Das Reich bestand immer fort und Scheil beschreibt später, dass es Hitler später im Wesentlichen um die Wiederherstellung des Reiches in seinen alten Grenzen ging.

Das Reich existierte als ein scheinbar unabänderlicher politischer Rahmen, in dem wesentliche politische Geschäfte Deutschlands stattfanden. Symbolisiert wurde das durch die in Nürnberg aufbewahrten Gegenstände, durch Institutionen wie den als ewig bezeichneten Reichstag zu Regensburg und die sprichwörtlichen Aktenberge des 1495 gegründeten und für seine ewig dauernden Prozesse bekannten Reichskammergerichts in Wetzlar.

Unbehagen und Unrast

Scheil hat auch ein Gespür für den Unterschied zwischen politischer und juristischer Sphären. Die Verkündung der Auflösung des Reiches durch Kaiser Franz II. mag nichtig gewesen sein, aber politisch setzte sich diese Manifestation über Jahrzehnte durch. Aber nicht, ohne die Deutschen mit einem Gewissen Unbehagen und Unrast zurückzulassen, eben jenes Reich wieder aufzurichten. Der Auftrag Deutsches Reich beflügelt deutsche Patrioten über Jahrzehnte weiter und tut es noch heute in verschiedenen Variationen.
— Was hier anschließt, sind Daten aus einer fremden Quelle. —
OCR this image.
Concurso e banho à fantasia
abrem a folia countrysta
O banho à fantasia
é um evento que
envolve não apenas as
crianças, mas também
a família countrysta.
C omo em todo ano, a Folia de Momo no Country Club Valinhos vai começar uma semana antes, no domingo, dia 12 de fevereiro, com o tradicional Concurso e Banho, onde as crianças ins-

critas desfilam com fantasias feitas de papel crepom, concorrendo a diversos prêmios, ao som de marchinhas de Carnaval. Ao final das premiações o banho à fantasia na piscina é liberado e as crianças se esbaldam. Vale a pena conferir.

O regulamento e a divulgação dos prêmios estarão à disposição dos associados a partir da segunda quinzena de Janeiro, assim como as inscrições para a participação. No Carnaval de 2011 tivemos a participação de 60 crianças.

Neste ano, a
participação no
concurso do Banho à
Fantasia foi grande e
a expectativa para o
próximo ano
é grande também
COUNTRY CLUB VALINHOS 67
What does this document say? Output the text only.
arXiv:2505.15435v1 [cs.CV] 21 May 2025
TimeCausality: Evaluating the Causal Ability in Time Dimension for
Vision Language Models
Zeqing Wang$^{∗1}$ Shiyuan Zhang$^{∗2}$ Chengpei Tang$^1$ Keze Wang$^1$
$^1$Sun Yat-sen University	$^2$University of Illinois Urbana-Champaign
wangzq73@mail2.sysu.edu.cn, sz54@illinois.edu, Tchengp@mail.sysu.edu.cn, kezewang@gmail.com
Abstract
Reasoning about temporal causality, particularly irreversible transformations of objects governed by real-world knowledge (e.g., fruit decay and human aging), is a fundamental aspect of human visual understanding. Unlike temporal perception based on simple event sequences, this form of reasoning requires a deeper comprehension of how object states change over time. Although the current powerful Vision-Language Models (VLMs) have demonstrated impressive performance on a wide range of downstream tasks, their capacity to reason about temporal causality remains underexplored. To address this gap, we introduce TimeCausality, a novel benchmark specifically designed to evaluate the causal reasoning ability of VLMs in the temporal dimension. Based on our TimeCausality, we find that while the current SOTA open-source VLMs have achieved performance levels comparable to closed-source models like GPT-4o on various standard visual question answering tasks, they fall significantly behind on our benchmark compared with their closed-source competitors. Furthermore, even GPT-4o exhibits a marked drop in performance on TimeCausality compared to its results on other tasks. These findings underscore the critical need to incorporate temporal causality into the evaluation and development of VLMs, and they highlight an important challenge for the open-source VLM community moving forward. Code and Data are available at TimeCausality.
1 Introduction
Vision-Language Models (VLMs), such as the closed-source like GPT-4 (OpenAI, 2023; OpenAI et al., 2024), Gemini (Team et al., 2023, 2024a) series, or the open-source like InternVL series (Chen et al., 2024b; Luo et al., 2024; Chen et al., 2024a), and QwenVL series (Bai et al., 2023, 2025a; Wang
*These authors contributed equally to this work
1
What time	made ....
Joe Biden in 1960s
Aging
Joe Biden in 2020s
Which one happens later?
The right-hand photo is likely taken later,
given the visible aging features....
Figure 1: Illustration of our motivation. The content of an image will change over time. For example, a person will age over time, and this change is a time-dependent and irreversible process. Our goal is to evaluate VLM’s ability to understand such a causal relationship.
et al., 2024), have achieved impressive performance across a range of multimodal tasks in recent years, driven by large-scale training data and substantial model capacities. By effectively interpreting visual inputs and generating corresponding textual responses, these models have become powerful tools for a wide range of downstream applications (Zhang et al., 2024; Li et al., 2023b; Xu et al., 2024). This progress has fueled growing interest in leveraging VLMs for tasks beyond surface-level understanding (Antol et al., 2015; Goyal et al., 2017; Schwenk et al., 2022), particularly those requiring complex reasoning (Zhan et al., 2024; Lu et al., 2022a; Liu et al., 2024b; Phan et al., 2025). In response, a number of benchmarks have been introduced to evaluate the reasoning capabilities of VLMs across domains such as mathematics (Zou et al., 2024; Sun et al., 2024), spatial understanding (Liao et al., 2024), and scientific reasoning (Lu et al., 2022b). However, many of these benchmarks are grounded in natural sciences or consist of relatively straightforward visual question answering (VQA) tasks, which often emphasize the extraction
Mit viel Verständnis und ohne die übliche politisch korrekte Verurteilung beschreibt Scheil die Schwierigkeiten deutscher Staatlichkeit. Aus seiner Perspektive unterschieden sich die alten Kriege Frankreichs und Russlands gegen das Reich nicht wesentlich von dem Krieg der Alliierten gegen Hitlerdeutschland.

Münchner Abkommen

Scheil betont, dass die deutsche Außenpolitik 1938 sehr penibel versucht hat, das Münchener Abkommen zu erfüllen und Frankreich und Großbritannien nicht vor den Kopf zu stoßen, was vordergründig auch gelungen war. Dass die Briten den verabredeten Einmarsch deutscher Truppen in Prag dann aber doch als Aggression darstellten, fügt sich schließlich aber in die alte Linie europäischer Ablehnung deutscher Staatlichkeit:

Dann gerieten die Dinge außenpolitisch ins Rutschen. (…) Es waren jedoch Konflikte, die sich mit Blick auf Deutschland in der Substanz kaum von der früheren internationalen Ablehnung eines deutschen Gesamtstaates unterschieden. Diese setzte sich 1939 und danach wieder durch.

Die Rolle Preußens

Kritisch wird bei Scheil auch die Rolle Preußens bei der Gründung des Kaiserreichs 1871 gewürdigt, welches sich nur auf Kosten der gesamtdeutschen Lösung etablieren konnte.

Überraschend „unkritisch“ zitiert Scheil auch zum Ende Hitler, der den Eindruck erweckt, dass ihm der Krieg aufgezwungen werde:

Hitler liess die Versammlung wissen, dass der Krieg vielleicht doch nicht vermieden werden könne. Er werde sehr schwer werden, vielleicht sogar aussichtslos, teilte er mit.

Die Abgeordneten reagierten auf diese Aussichten erstaunt, negativ und offensichtlich etwas fassungslos. Das spürt der Diktator und setzt zu einer Opfergabe an: „Wer immer hier von ihnen zweifelt, ob ich allein aus Liebe zu Deutschland handle, dem gebe ich die Ermächtigung, mich hier und jetzt niederzuschießen.“

Die Reichskleinodien

Scheil schließt mit der Bemerkung, dass sich die Reichskleinodien seit 1796 in Wien befinden und Deutschland seitdem auch nicht wirklich weitergekommen ist.